Conocí a Rodolfo Hurtado por el doctor Sergio Fernández, maestro emérito de la Facultad de Filosofía y Letras, admirado especialista del Siglo de Oro y escritor notable hace unos 25 años. Rodolfo era tímido, pero a la vez podía ser irónico y mordaz. Sus dibujos estilo hai ku me parecían hermosos y en cierta ocasión, no hace mucho, Carlos Monsiváis, Jorge Alberto Manrique y yo le ayudamos a realizar una selección (los tenía por centenares) para exhibirlos.

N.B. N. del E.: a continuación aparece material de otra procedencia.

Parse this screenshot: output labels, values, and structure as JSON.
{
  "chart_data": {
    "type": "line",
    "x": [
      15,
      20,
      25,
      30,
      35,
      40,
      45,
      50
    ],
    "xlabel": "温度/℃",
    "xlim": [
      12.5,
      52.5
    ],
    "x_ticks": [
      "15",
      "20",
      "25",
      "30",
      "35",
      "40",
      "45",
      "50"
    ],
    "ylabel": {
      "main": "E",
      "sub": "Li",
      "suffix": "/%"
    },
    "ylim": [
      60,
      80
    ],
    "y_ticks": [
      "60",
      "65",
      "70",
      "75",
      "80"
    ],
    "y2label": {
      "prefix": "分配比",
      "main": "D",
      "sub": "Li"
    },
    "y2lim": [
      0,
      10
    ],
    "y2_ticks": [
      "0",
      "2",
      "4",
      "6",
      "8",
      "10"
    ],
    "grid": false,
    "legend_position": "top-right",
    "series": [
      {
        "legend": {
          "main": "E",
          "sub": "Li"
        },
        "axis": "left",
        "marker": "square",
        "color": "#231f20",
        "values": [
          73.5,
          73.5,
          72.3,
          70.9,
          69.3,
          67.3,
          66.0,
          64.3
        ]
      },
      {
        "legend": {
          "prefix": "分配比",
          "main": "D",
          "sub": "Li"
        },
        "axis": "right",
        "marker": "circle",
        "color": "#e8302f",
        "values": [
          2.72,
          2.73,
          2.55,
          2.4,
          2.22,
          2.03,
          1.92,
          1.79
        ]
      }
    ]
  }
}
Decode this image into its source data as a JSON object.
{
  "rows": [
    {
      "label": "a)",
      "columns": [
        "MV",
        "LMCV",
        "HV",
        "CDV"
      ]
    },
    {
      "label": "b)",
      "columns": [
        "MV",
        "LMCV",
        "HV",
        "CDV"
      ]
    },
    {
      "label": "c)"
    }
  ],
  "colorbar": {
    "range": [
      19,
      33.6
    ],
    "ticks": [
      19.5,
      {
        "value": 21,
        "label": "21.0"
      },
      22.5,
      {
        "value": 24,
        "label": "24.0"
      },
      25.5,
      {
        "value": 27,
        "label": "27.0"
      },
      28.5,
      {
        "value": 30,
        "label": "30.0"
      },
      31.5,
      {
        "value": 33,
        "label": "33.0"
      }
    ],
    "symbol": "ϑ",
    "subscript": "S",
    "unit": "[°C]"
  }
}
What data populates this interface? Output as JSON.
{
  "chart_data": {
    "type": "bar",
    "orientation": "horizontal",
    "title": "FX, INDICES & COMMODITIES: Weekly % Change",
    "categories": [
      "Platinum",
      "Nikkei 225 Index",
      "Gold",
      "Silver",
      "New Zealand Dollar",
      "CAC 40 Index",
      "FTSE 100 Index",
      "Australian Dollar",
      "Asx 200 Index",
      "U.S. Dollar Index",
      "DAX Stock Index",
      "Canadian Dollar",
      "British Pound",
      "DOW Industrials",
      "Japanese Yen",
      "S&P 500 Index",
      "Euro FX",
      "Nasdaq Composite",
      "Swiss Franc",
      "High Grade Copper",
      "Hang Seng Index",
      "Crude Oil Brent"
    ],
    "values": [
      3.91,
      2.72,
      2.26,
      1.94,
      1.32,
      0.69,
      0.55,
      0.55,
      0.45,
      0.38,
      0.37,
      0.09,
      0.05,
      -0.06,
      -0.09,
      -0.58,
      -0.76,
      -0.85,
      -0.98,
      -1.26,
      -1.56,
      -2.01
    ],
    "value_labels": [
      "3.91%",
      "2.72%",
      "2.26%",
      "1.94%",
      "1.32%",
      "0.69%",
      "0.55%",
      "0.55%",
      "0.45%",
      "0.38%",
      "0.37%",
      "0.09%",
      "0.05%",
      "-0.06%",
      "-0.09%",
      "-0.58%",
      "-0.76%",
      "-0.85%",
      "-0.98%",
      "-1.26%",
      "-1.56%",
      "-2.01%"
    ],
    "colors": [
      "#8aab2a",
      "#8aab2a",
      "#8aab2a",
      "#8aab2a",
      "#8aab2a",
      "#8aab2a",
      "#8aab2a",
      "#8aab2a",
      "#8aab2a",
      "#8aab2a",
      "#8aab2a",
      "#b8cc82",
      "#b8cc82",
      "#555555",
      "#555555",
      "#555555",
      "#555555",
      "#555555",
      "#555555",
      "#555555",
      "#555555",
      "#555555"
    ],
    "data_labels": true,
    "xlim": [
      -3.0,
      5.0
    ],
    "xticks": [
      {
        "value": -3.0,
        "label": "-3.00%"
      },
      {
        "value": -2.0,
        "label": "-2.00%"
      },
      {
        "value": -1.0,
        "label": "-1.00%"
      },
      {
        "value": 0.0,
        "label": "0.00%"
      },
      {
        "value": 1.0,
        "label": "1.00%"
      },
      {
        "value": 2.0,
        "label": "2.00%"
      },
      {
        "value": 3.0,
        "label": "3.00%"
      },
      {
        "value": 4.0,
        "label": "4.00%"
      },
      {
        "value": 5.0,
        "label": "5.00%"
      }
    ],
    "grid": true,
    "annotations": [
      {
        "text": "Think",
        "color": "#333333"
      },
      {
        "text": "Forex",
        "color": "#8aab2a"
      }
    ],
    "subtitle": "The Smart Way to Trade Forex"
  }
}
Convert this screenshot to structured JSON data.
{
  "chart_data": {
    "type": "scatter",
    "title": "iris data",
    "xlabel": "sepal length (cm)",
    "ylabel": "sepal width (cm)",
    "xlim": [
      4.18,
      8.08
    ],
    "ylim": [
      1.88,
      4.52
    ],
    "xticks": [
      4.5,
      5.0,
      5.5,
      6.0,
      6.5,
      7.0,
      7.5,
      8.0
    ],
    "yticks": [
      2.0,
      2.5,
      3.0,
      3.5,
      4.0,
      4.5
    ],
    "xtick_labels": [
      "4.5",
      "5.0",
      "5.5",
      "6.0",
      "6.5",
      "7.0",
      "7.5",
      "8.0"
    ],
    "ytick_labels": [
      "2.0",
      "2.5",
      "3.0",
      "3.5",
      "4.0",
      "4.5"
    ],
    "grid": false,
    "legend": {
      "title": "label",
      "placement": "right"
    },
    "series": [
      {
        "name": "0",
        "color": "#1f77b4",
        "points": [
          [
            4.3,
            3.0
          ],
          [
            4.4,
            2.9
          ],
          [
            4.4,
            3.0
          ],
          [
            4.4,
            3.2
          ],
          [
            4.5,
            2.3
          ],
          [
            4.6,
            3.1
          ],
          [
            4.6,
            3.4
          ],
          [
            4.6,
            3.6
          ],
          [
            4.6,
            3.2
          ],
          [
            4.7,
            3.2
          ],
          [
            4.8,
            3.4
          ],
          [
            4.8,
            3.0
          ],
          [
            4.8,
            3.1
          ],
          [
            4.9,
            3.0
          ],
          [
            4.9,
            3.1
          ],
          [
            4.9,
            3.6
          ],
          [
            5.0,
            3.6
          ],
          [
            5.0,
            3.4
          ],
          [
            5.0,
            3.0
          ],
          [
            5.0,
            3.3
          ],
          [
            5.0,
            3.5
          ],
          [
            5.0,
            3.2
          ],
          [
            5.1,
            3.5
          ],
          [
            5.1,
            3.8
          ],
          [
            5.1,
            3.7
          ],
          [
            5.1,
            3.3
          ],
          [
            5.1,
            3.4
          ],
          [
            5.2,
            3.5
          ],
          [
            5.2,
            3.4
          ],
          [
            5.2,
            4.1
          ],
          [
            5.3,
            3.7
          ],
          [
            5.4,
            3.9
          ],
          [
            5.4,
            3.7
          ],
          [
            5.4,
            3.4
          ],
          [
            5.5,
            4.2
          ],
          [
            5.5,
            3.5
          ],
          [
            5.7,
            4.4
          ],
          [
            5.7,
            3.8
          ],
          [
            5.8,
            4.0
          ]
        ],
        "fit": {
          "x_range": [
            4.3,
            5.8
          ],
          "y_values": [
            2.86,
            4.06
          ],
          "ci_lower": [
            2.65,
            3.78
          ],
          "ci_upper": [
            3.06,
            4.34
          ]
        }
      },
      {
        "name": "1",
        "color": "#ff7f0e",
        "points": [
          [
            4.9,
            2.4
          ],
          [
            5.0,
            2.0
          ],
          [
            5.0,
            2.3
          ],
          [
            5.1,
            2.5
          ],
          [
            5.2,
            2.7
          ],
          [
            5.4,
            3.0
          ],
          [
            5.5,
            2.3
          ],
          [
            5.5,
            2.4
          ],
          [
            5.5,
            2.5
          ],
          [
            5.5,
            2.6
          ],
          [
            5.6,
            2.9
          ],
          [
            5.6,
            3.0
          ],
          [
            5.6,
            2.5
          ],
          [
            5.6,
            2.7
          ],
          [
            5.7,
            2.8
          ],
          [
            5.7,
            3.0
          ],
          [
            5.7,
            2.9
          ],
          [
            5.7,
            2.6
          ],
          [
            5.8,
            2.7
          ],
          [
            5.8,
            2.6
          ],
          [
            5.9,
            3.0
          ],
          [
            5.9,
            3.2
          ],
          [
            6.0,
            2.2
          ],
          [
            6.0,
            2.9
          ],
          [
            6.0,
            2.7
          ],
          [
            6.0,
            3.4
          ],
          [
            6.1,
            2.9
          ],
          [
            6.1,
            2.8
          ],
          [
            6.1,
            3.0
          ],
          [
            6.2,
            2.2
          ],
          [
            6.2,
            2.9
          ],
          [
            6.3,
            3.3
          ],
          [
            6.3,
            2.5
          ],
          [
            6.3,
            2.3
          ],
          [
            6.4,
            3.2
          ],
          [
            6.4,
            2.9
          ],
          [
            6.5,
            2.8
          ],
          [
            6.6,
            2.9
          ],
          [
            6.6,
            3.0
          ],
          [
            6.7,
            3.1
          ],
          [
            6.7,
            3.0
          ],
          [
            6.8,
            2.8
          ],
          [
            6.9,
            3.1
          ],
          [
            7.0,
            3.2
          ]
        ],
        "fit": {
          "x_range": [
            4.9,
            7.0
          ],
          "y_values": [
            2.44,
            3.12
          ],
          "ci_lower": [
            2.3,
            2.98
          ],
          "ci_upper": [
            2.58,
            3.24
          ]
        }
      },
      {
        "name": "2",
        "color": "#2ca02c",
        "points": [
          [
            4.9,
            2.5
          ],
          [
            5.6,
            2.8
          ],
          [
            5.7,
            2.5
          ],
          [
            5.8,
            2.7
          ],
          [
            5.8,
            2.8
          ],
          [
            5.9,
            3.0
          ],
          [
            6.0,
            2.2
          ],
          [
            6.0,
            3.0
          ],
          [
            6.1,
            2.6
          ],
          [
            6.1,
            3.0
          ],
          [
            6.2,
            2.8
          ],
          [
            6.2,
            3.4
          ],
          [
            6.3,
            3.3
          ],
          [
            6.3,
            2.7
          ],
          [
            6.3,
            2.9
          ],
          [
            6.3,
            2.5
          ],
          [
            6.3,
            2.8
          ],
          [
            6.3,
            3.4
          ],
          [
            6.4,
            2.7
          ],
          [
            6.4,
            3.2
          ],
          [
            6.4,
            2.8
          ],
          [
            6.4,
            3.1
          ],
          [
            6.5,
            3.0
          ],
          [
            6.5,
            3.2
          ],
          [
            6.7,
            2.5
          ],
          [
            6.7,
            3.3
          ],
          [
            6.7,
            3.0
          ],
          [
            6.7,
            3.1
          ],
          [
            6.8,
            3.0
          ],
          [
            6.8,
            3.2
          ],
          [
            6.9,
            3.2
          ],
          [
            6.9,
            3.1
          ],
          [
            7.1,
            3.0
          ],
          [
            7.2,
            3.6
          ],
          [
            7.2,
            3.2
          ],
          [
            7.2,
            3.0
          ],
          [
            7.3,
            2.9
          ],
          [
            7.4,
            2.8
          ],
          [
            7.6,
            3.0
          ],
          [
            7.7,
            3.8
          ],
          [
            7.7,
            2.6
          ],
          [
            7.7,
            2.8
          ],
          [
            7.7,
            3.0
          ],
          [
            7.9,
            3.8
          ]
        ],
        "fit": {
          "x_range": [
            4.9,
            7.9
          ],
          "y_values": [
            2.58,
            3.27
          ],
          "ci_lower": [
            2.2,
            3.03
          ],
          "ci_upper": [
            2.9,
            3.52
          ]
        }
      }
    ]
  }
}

Lo hicimos de forma alternada y posteriormente Hurtado y yo cotejamos las respectivas selecciones. El procedimiento no resultó malo: nuestras respectivas muestras coincidieron en 60 por ciento, pero esa exposición ya no se concretó debido a que fue precisamente entonces cuando empezó a presentar problemas graves de salud. Inicialmente se le diagnosticó diabetes, una diabetes severa que no se ocupó de cuidar. Fue después que se surgió el mal pulmonar, que resultó ser cáncer y que se lo llevó (afortunadamente) en corto tiempo. Hasta donde sé, no dejó de fumar.

Hurtado, egresado de La Esmeralda -donde, por cierto, conoció a Irma Palacios- hizo gala de una personalidad conflictiva y a la vez interesante. Algunos lo ayudamos a paliar el dolor que le produjo la muerte de su madre (a quien literalmente adoraba), cuya silla de ruedas permaneció por años a su vista. Tal era el afecto fetichista y radicalmente edípico que le prodigó.

No lo negaba, era lo suficientemente inteligente para conocer sus propios intríngulis. Acudió a tratamiento sicoanalítico y tuvo la mala suerte de que su doctor muriera repentinamente, algo que le produjo gran perplejidad y sentimientos graves de inseguridad.

Por consejo de algunos acudió después a tratamiento sicoterapéutico con una mujer especialista.

Desde mi punto de vista su mejor época de pintor corresponde a la segunda mitad de la década de los 70 y primera de los 80. Sus obras al óleo de pequeño formato pueden ser maravillosas, no así las de formato amplio, aunque las había de muy buen nivel. Como grabador en diversas técnicas no decayó nunca, cosa que llegó a aceptar incluso Francisco Toledo.

Existió la moción de presentar una pequeña retrospectiva de su gráfica en el IAGO, que no se llevó a cabo debido, entre otras razones, a que Hurtado era bastante terco y resultaba difícil reunir la colección de manos de varios particulares, a quienes se rehusó a molestar. A veces no editaba, sino que hacía sólo pruebas de autor sin llegar al tiraje.

Tuvo cuatro hermanos y sobrevivió a dos de ellos. Le dolió la muerte de su hermana más querida, que falleció también de cáncer. De muy joven, me dicen sus amigos, "era extremadamente bonito", y en una ocasión se presentó a cierta inauguración personificando al actor principal de la película Naranja mecánica (de Stanley Kubrik), con quien guardaba parecido.

Es decir, se maquilló a conciencia un ojo, incrustando pestañas postizas y dejó el otro tal cual. Era buen lector y su conversación se encontraba salpicada de anécdotas. Admiraba a Rufino Tamayo con dedicación absoluta y en cierto momento acusó influencia suya.

Que descanse en paz quien tuvo en vida una trayectoria azarosa que le impidió ese reconocimiento que tanto buscó. A sus familiares, amigos cercanos y conocidos, especialmente a su sobrino, un sentido pésame.